There’s a rumor in Beijing that when George W. Bush saw the Great Wall, he said, “It is a great wall!” I’m going to have to side with Dubya on this one. One of my most memorable travel experiences was when I climbed the Great Wall in the summer of 2007, when I was studying in Beijing. My friends and I woke up around three or four in the morning and clamored our way up the Wall with flashlights, making it to the top just in time for a glorious sunrise and sweeping views of the Simatai section of the Wall.
Recently my friends and I decided to go camping overnight on another section of the Great Wall, called Jiankou, that was also unrestored. Friends who had done the trip warned me that it was a tough trek but also the opportunity of a lifetime. A college friend, Julia, was visiting me from Thailand and we decided to rough it together with a couple of expat pals of mine and a guide.
A bumpy, two-hour van ride delivered us to a village outside the Wall, where a kind, toothless Chinese man served us lunch at his very, very rustic guesthouse. “This looks like an Al Qaeda compound,” said a friend as he surveyed the strewn garbage in the courtyard, where some of the rooms had bedsheets instead of doors. We all agreed that we were glad to be sleeping outside, instead of at the guesthouse.
After a rough, 30-minute hike up to the Wall, we encountered another old toothless Chinese man who stood as a watchman. “The Great Wall is protected,” he said. “I can’t let you up here.” Our guide handed him a couple of dollars, and the old man held his ladder down for us so we could climb up. The old man seemed to be self-employed—a vigilante protector of the Great Wall, or maybe just a self-starting entrepreneur.
However difficult the hike to the Wall was, climbing the Wall at Jiankou was definitely a climb and not a hike. There were times when I felt like a video game heroine. I’d climb up a fairly steep set of steps, only to face a completely vertical wall of rocks and broken steps. They call this part of the Wall “wild,” and for good reason—often, I’d grab the step or stone in front of me to pull myself up, only to find it wobbling underneath my weight.
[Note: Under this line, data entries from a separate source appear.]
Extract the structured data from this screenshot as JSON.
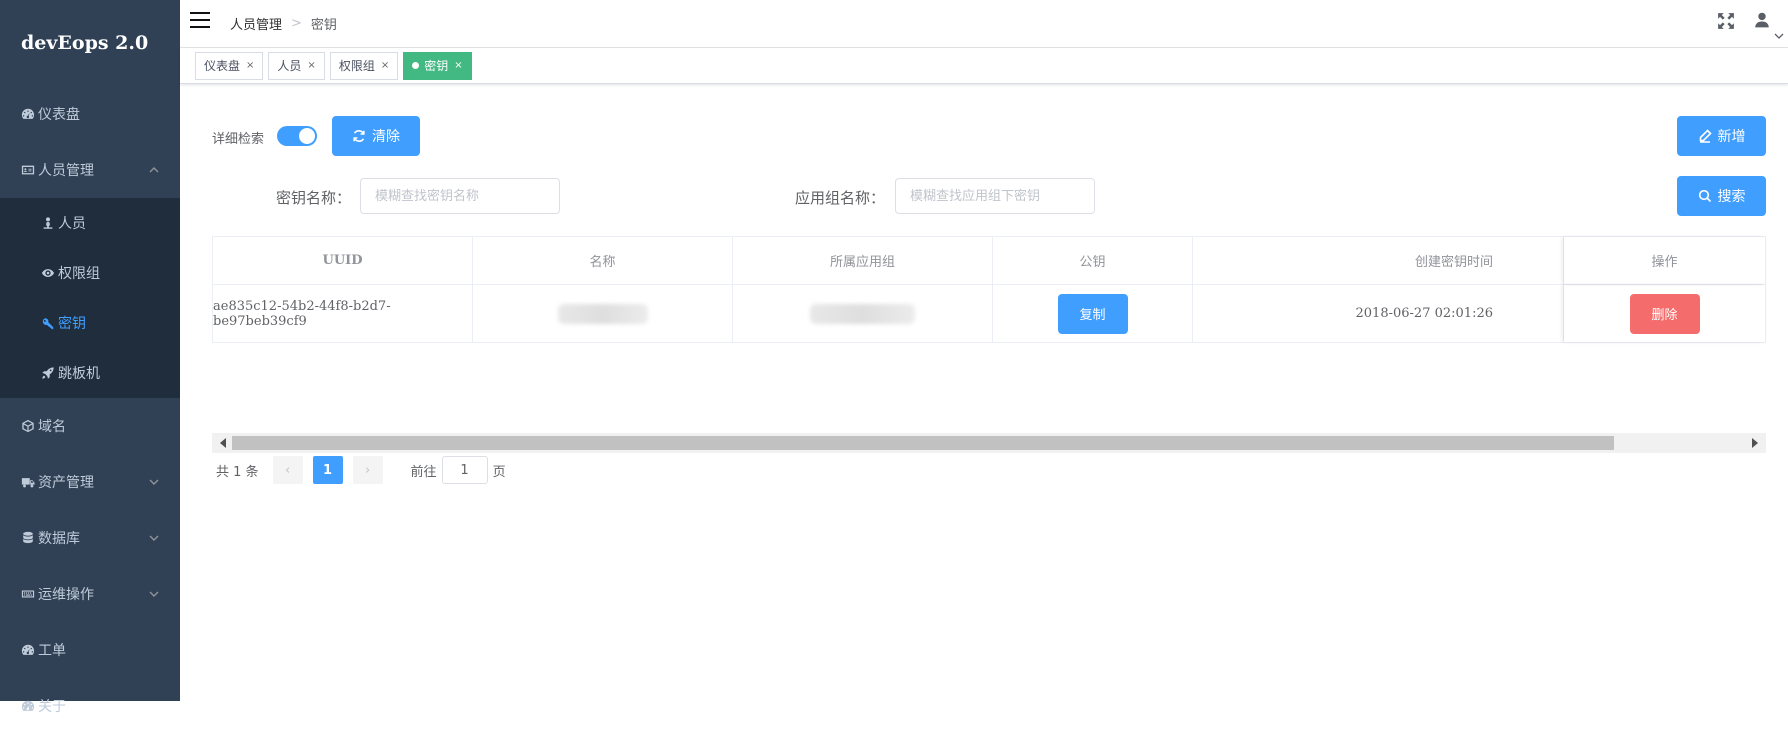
{
  "brand": "devEops 2.0",
  "sidebar": {
    "items": [
      {
        "label": "仪表盘",
        "icon": "dashboard-icon"
      },
      {
        "label": "人员管理",
        "icon": "id-card-icon",
        "expanded": true,
        "children": [
          {
            "label": "人员",
            "icon": "person-icon"
          },
          {
            "label": "权限组",
            "icon": "eye-icon"
          },
          {
            "label": "密钥",
            "icon": "key-icon",
            "active": true
          },
          {
            "label": "跳板机",
            "icon": "rocket-icon"
          }
        ]
      },
      {
        "label": "域名",
        "icon": "cube-icon"
      },
      {
        "label": "资产管理",
        "icon": "truck-icon"
      },
      {
        "label": "数据库",
        "icon": "database-icon"
      },
      {
        "label": "运维操作",
        "icon": "keyboard-icon"
      },
      {
        "label": "工单",
        "icon": "dashboard-icon"
      },
      {
        "label": "关于",
        "icon": "dashboard-icon"
      }
    ]
  },
  "header": {
    "breadcrumb": [
      "人员管理",
      "密钥"
    ],
    "breadcrumb_sep": ">"
  },
  "tags": [
    {
      "label": "仪表盘"
    },
    {
      "label": "人员"
    },
    {
      "label": "权限组"
    },
    {
      "label": "密钥",
      "active": true
    }
  ],
  "tag_close": "×",
  "toolbar": {
    "advanced_label": "详细检索",
    "advanced_on": true,
    "clear_label": "清除",
    "add_label": "新增",
    "search_label": "搜索"
  },
  "filters": {
    "key_name_label": "密钥名称：",
    "key_name_placeholder": "模糊查找密钥名称",
    "group_name_label": "应用组名称：",
    "group_name_placeholder": "模糊查找应用组下密钥"
  },
  "table": {
    "columns": [
      "UUID",
      "名称",
      "所属应用组",
      "公钥",
      "创建密钥时间",
      "操作"
    ],
    "rows": [
      {
        "uuid": "ae835c12-54b2-44f8-b2d7-be97beb39cf9",
        "copy_label": "复制",
        "created": "2018-06-27 02:01:26",
        "delete_label": "删除"
      }
    ]
  },
  "pagination": {
    "total_text": "共 1 条",
    "prev": "‹",
    "current_page": "1",
    "next": "›",
    "goto_label": "前往",
    "goto_value": "1",
    "page_suffix": "页"
  },
  "colors": {
    "sidebar_bg": "#304156",
    "submenu_bg": "#1f2d3d",
    "primary": "#409eff",
    "danger": "#f56c6c",
    "active_tag": "#42b983"
  }
}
Even the quietest parts of the Great Wall are still crowded in a country of 1.3 billion people. My Caucasian friends would be sweating and struggling to scale a particularly steep bit of the Wall and suddenly feel an arm around their shoulders and a blinding flashbulb in their faces. Chinese tourists love taking photos with foreigners. “Why doesn’t anyone want to take a photo with me?” I pouted. “We can take a photo with you,” said a group of English-speaking tourists from South Korea, my parents’ motherland. That certainly kept my mouth sealed for the rest of the trip.
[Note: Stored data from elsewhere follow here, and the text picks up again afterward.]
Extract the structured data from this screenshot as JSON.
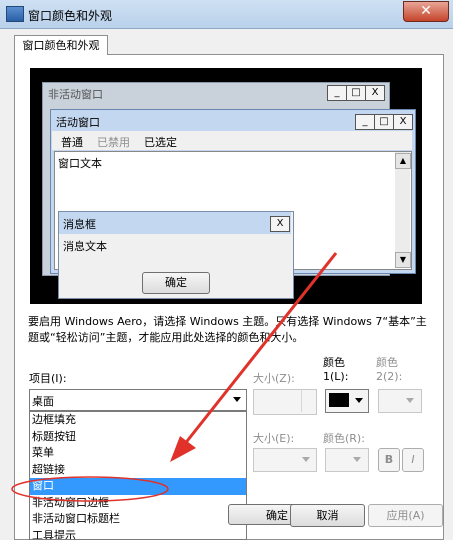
{
  "window": {
    "title": "窗口颜色和外观",
    "close": "✕"
  },
  "tab": {
    "label": "窗口颜色和外观"
  },
  "preview": {
    "inactive_title": "非活动窗口",
    "active_title": "活动窗口",
    "menu": {
      "normal": "普通",
      "disabled": "已禁用",
      "selected": "已选定"
    },
    "window_text": "窗口文本",
    "msgbox_title": "消息框",
    "msgbox_text": "消息文本",
    "ok_button": "确定",
    "cap_min": "_",
    "cap_max": "□",
    "cap_close": "X",
    "scroll_up": "▲",
    "scroll_down": "▼"
  },
  "description": "要启用 Windows Aero，请选择 Windows 主题。只有选择 Windows 7“基本”主题或“轻松访问”主题，才能应用此处选择的颜色和大小。",
  "item": {
    "label": "项目(I):",
    "selected_value": "桌面",
    "options": [
      "边框填充",
      "标题按钮",
      "菜单",
      "超链接",
      "窗口",
      "非活动窗口边框",
      "非活动窗口标题栏",
      "工具提示"
    ],
    "selected_option": "窗口"
  },
  "size1": {
    "label": "大小(Z):"
  },
  "color1": {
    "label_line1": "颜色",
    "label_line2": "1(L):",
    "value": "#000000"
  },
  "color2": {
    "label_line1": "颜色",
    "label_line2": "2(2):"
  },
  "size2": {
    "label": "大小(E):"
  },
  "font_color": {
    "label": "颜色(R):"
  },
  "bold_button": "B",
  "italic_button": "I",
  "buttons": {
    "ok": "确定",
    "cancel": "取消",
    "apply": "应用(A)"
  },
  "annotation_colors": {
    "arrow": "#e0322b",
    "ellipse": "#e0322b"
  }
}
After four hours of sliding down, huffing and puffing up the Wall with our 40-lb. backpacks and taking photos with an endless stream of Chinese tourists from the countryside who had never before seen non-Chinese people, we finally made it to our final destination—a gorgeous, crumbling watchtower overlooking a valley of forests. We were pitching our tents when we heard steps in the dead leaves and heavy breathing. The workers from the guesthouse had come to deliver our hot dinner on their wooden A-frame backpacks. They smoked cigarettes as they hiked up and unloaded our hot beef and potato stew, green beans, chive omelettes and rice. I’ve never had a better tasting Chinese meal, but I suspect that has more to do with the circumstances than the actual food itself.
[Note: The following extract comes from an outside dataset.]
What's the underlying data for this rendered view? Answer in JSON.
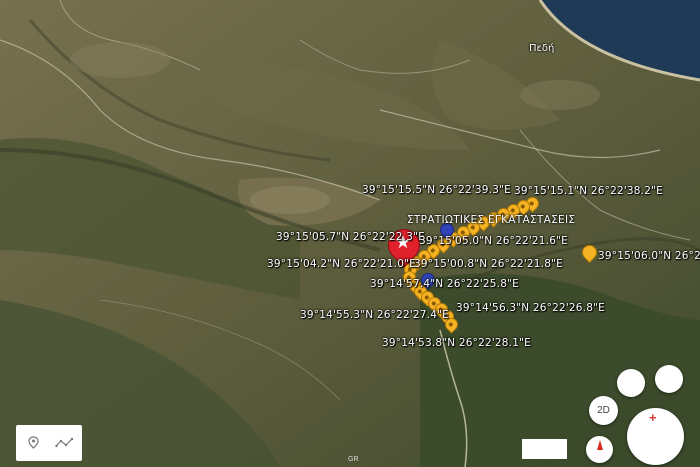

Inside the open watchtower we lit a campfire and cooked smores alongside our Chinese sausages. We climbed on top of the tower and watched stars in a sky that is only clear outside of Beijing, and admired the cherry blossoms on either side of the seemingly never-ending wall as our legs dangled. My year in China was coming to a close, and I couldn’t imagine a better way to bookend my experiences in China than with two spectacular trips to the Great Wall.